There is a conserved Ets-binding site in the p16 promoter in position _124 to _85 interval. Ets1 and Ets2 transcription factors that are able to bind to Ets binding site which activate the p16 promoter and trigger the expression level of p16 in human fibroblasts. Ets1 and Ets2 transcription factors can be activated by MAPK-mediated phosphorylation (Ohtani et al., 2001). Id1 is a a helix_loop_ helix (HLH) protein which is a repressor of p16 expression, physical association of Ets2 with Id1 makes incapable the Ets2-mediated transactivation, while in human diploid fibroblasts abnormal expression of oncogenic Ras increase the binding of Ets1 and Ets2 to the p16 promoter (Zheng et al., 2004). The reason is that Ets2 controls the transactivation of p16, Id1 counterpoise the activation of the p16 promoter which is mediated by Ras-Raf-Mek signaling (Ohtani et al., 2001). In young fibroblasts, p16 is expressed at low levels because of a balance between Ets2 and Id1. Abnormal phosphorylation of Ets2 by oncogenic Ras may override this steady state, thus activate the 16 promoter and transcription. During senescence, the Ras-Raf-Mek signaling is reduced and the Ets2 level is low; consequently the increased level of expression of Ets1 and concomitant downregulation of Id1 result in upregulation of p16. The balance between Ets1/2 and Id1 is like a sensor which detects aberrant growth signals (mitogenic stress and oncogenic stress). Current studies demonstrate that ROS (reactive oxygen species) is a contributor to senescence which is attributed to its transactivation of p16 expression by the Ras-Raf-Erk-Ets signaling pathway (Schmid et al., 2007).

E-Box-Mediated Regulation

Id1 may also effect the transactivation of E47. E47 has an HLH domain, like other class I basic helix_loop_helix (bHLH) proteins (also known as E proteins) (Pagliuca et al., 2000). E47 mediates homo- and heterodimerization with other HLH proteins to regulate gene expression. promoter sequence of p16 contains E-box sequences. There are two E-box elements in the p16 promoter, located at positions _349 (CAGGTG) and _615 (CAGGTG) (Zheng et al., 2004). In case of homodimerization or heterodimerization with other E proteins E47 binds to these two E-boxes and activate the transcription of p16 in senescent cells. Id1 can form only a heterodimer with E47, Id1 has a highly conserved HLH domain but lacks the basic DNA binding domain. Id1 binds to E-box elements and inhibits E47-mediated activation of the p16 promoter (Li et al., 2011). In addition, Myc, is an E-box-binding transcription factor, which binds to the promoter and the first intron of p16 and upregulate its expression in human cells (Gill and Peters, 2006).

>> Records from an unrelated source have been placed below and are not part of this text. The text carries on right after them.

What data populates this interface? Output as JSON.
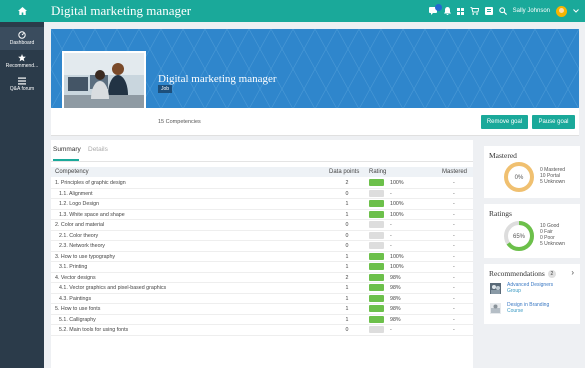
{
  "app": {
    "title": "Digital marketing manager",
    "user_name": "Sally Johnson"
  },
  "top_icons": [
    "chat-icon",
    "bell-icon",
    "grid-icon",
    "cart-icon",
    "list-icon",
    "search-icon"
  ],
  "sidebar": {
    "items": [
      {
        "label": "Dashboard",
        "icon": "dashboard-icon",
        "active": true
      },
      {
        "label": "Recommend...",
        "icon": "star-icon",
        "active": false
      },
      {
        "label": "Q&A forum",
        "icon": "forum-icon",
        "active": false
      }
    ]
  },
  "hero": {
    "title": "Digital marketing manager",
    "tag": "Job",
    "competency_count": "15 Competencies"
  },
  "actions": {
    "remove_goal": "Remove goal",
    "pause_goal": "Pause goal"
  },
  "tabs": [
    {
      "label": "Summary",
      "active": true
    },
    {
      "label": "Details",
      "active": false
    }
  ],
  "table": {
    "headers": {
      "competency": "Competency",
      "data_points": "Data points",
      "rating": "Rating",
      "mastered": "Mastered"
    },
    "rows": [
      {
        "name": "1. Principles of graphic design",
        "dp": "2",
        "pct": "100%",
        "rated": true,
        "sub": false,
        "mastered": "-"
      },
      {
        "name": "1.1. Alignment",
        "dp": "0",
        "pct": "-",
        "rated": false,
        "sub": true,
        "mastered": "-"
      },
      {
        "name": "1.2. Logo Design",
        "dp": "1",
        "pct": "100%",
        "rated": true,
        "sub": true,
        "mastered": "-"
      },
      {
        "name": "1.3. White space and shape",
        "dp": "1",
        "pct": "100%",
        "rated": true,
        "sub": true,
        "mastered": "-"
      },
      {
        "name": "2. Color and material",
        "dp": "0",
        "pct": "-",
        "rated": false,
        "sub": false,
        "mastered": "-"
      },
      {
        "name": "2.1. Color theory",
        "dp": "0",
        "pct": "-",
        "rated": false,
        "sub": true,
        "mastered": "-"
      },
      {
        "name": "2.3. Network theory",
        "dp": "0",
        "pct": "-",
        "rated": false,
        "sub": true,
        "mastered": "-"
      },
      {
        "name": "3. How to use typography",
        "dp": "1",
        "pct": "100%",
        "rated": true,
        "sub": false,
        "mastered": "-"
      },
      {
        "name": "3.1. Printing",
        "dp": "1",
        "pct": "100%",
        "rated": true,
        "sub": true,
        "mastered": "-"
      },
      {
        "name": "4. Vector designs",
        "dp": "2",
        "pct": "98%",
        "rated": true,
        "sub": false,
        "mastered": "-"
      },
      {
        "name": "4.1. Vector graphics and pixel-based graphics",
        "dp": "1",
        "pct": "98%",
        "rated": true,
        "sub": true,
        "mastered": "-"
      },
      {
        "name": "4.3. Paintings",
        "dp": "1",
        "pct": "98%",
        "rated": true,
        "sub": true,
        "mastered": "-"
      },
      {
        "name": "5. How to use fonts",
        "dp": "1",
        "pct": "98%",
        "rated": true,
        "sub": false,
        "mastered": "-"
      },
      {
        "name": "5.1. Calligraphy",
        "dp": "1",
        "pct": "98%",
        "rated": true,
        "sub": true,
        "mastered": "-"
      },
      {
        "name": "5.2. Main tools for using fonts",
        "dp": "0",
        "pct": "-",
        "rated": false,
        "sub": true,
        "mastered": "-"
      }
    ]
  },
  "mastered": {
    "title": "Mastered",
    "center": "0%",
    "fraction": 0.0,
    "stats": [
      "0 Mastered",
      "10 Portal",
      "5 Unknown"
    ]
  },
  "ratings": {
    "title": "Ratings",
    "center": "65%",
    "fraction": 0.65,
    "stats": [
      "10 Good",
      "0 Fair",
      "0 Poor",
      "5 Unknown"
    ]
  },
  "recommendations": {
    "title": "Recommendations",
    "count": "2",
    "items": [
      {
        "title": "Advanced Designers",
        "subtitle": "Group"
      },
      {
        "title": "Design in Branding",
        "subtitle": "Course"
      }
    ]
  },
  "colors": {
    "accent": "#1aa99a",
    "hero_blue": "#2f86cc",
    "bar_good": "#6cc04a",
    "bar_empty": "#dddddd",
    "donut_orange": "#f0c070",
    "donut_green": "#6cc04a"
  }
}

Sp1-Binding Site-Mediated Regulation.

There is a GC-rich region within the p16 promoter, which contains at least five assumed GC boxes (positions _474 to _447, _462 to _435, _380 to _355, _76 to _49, and _26 to _1), that are a sign of assumed binding target sites for Sp transcription factors which are Sp1, Sp3, and Sp4 (Wu et al., 2007). In the p16 promoter, there exist a positive transcription regulatory element ( in positions _466 to _451) and also called GC box for for Sp1 binding (Wu et al., 2007). The amount of Sp1 protein does not influence the binding of Sp1 to GC box, Sp1 binding is enhanced by increase in Sp1 affinity during cellular senescence. Furthermore, abnormal expression of Sp1 triggers the transcription of p16 in human fibroblasts (Wang et al., 2008). It is suggested that binding of Sp1 to GC box has a possitive influence on p16 transcription. Moreover, there is a coavtivator with histone acetyltransferase activity which cooperates with Sp1, it is called P300/ CBP. They both activate the p16 promoter activity and p16 mRNA expression. The histone acetyltransferase domain of P300 is able to contribute to p16 transcriptional activation by inducing hyperacetylation of histone H4 at the p16 gene (Xue et al., 2004). P300 is Sp1-dependent in p16 transcription, whereas abnormal expression of P300 is able to induce cell cycle arrest by upregulating p16 expression.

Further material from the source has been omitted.